I admire the working group’s attempts to specify ACAP in a way that will minimize conflicts with crawlers that only understand robots.txt-speak. Personally, I would recommend that anyone writing an ACAP file use ACAP-permissions-reference
in their robots.txt to send all crawlers that speak ACAP to an external file that consists of pure ACAP. That way, each kind of crawler reads only the file format it speaks natively, minimizing conflicts.

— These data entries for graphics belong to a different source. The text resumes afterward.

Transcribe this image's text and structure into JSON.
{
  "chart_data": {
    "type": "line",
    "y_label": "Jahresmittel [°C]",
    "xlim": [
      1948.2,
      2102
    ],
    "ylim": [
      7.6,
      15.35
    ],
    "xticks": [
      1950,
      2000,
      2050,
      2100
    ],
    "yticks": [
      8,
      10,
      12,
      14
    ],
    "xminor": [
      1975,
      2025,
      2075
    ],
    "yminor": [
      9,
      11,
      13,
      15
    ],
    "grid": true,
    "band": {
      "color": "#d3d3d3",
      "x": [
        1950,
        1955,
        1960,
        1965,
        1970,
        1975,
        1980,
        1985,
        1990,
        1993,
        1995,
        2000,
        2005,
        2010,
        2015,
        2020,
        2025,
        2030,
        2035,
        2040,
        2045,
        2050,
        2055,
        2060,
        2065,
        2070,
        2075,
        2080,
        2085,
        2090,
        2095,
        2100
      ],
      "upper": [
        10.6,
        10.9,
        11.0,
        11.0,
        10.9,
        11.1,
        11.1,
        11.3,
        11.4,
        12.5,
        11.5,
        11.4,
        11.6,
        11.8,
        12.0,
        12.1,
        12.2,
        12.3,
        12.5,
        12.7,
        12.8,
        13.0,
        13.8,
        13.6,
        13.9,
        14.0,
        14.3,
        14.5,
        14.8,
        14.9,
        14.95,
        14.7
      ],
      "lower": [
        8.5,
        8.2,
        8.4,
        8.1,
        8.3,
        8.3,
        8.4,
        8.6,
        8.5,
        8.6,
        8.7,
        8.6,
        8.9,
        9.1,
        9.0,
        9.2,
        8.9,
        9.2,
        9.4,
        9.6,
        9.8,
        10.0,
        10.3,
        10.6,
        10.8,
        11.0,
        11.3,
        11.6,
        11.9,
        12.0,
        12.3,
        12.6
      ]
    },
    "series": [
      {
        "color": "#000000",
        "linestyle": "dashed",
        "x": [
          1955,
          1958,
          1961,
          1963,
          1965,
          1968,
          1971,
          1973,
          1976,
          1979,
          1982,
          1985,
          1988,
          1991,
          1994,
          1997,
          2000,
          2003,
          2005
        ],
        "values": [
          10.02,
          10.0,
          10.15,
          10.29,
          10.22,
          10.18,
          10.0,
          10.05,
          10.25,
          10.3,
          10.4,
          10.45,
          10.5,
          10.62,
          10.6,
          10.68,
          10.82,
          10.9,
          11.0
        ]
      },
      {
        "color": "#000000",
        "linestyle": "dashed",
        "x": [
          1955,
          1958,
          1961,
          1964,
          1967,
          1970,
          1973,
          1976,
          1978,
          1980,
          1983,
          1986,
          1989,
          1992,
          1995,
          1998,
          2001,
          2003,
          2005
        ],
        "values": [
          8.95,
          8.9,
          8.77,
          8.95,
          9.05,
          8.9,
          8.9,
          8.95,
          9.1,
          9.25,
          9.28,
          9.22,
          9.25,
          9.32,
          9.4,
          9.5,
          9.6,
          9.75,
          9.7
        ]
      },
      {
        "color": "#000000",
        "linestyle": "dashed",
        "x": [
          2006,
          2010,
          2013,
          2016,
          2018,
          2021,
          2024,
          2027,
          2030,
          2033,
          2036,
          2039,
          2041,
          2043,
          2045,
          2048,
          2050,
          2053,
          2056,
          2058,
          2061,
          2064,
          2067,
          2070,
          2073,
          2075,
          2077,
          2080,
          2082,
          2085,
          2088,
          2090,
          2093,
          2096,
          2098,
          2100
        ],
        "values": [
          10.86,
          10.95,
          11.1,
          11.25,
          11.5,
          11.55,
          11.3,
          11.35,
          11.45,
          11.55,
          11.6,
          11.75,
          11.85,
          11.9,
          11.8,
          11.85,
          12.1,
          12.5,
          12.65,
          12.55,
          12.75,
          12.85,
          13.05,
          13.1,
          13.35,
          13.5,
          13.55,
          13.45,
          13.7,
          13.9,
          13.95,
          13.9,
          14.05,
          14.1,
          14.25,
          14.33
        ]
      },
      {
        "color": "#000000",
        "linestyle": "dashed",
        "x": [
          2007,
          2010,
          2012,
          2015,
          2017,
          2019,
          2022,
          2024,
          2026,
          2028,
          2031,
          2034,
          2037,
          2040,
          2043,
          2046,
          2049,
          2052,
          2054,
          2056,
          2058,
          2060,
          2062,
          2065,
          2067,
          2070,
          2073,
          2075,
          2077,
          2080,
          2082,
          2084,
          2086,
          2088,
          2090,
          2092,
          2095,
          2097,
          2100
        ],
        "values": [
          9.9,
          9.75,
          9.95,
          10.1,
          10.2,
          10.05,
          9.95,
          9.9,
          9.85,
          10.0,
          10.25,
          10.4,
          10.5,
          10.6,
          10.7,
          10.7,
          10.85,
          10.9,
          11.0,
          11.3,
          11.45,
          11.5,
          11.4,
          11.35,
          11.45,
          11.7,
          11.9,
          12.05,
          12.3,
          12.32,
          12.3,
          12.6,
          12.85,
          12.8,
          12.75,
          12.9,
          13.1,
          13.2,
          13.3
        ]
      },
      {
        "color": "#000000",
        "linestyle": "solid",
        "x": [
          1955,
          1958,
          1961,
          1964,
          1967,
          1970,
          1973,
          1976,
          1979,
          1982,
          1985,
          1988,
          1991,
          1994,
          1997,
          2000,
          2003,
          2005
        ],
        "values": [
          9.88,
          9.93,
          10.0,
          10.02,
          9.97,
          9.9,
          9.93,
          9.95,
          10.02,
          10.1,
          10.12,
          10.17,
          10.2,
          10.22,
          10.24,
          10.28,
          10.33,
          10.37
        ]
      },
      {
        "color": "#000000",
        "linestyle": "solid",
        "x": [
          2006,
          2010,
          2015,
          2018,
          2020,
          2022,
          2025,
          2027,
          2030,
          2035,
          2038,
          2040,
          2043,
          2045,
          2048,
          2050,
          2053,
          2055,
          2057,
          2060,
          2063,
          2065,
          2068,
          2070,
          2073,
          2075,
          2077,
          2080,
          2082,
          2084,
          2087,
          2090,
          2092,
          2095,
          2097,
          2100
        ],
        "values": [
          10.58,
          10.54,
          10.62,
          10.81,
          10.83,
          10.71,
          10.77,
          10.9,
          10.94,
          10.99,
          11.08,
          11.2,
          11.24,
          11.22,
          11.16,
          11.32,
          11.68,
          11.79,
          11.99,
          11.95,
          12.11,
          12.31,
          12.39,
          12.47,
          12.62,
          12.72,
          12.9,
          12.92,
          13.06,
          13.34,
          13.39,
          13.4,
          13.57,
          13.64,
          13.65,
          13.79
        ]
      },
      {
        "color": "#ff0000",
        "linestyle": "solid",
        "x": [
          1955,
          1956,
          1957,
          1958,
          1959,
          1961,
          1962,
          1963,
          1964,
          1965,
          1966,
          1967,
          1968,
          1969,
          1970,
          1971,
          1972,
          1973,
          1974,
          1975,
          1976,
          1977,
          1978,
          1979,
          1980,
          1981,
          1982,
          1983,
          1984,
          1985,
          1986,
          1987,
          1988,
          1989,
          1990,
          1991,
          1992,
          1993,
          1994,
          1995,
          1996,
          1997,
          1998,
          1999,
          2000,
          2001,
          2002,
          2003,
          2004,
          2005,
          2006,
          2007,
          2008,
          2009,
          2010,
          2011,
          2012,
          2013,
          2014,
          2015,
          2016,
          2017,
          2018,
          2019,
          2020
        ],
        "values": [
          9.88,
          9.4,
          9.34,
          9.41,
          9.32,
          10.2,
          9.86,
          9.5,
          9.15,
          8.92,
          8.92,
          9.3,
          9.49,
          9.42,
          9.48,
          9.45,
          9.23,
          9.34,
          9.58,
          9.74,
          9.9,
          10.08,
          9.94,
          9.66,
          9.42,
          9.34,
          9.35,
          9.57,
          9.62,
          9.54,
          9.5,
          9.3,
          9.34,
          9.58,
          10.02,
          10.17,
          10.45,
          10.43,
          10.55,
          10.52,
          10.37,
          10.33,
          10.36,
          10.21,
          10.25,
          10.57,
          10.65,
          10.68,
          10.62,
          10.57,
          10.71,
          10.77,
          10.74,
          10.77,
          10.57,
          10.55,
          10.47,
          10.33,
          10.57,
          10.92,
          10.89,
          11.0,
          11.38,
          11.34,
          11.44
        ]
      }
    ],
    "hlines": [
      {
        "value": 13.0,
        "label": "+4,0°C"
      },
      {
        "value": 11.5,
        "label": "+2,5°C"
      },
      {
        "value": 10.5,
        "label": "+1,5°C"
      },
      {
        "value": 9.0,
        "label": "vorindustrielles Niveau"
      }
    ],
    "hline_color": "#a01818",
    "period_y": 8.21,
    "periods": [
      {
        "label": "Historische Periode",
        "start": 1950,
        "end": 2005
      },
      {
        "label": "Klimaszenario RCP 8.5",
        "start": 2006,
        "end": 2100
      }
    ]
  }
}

All in all, it’s an interesting start. I’m concerned that the publishers will soon argue that failure to respect every last detail expressed in an ACAP file will constitute automatic copyright infringement, breach of contract, trespass to computer systems, a violation of the Computer Fraud and Abuse Act (and related state statutes), trespass vi et armis, highway robbery, land-piracy, misappropriation, alienation of affection, and/or manslaughter. But still, that argument isn’t ACAP’s fault, and as a language for clearing the channels of publisher-search engine communication, it has substantial promise.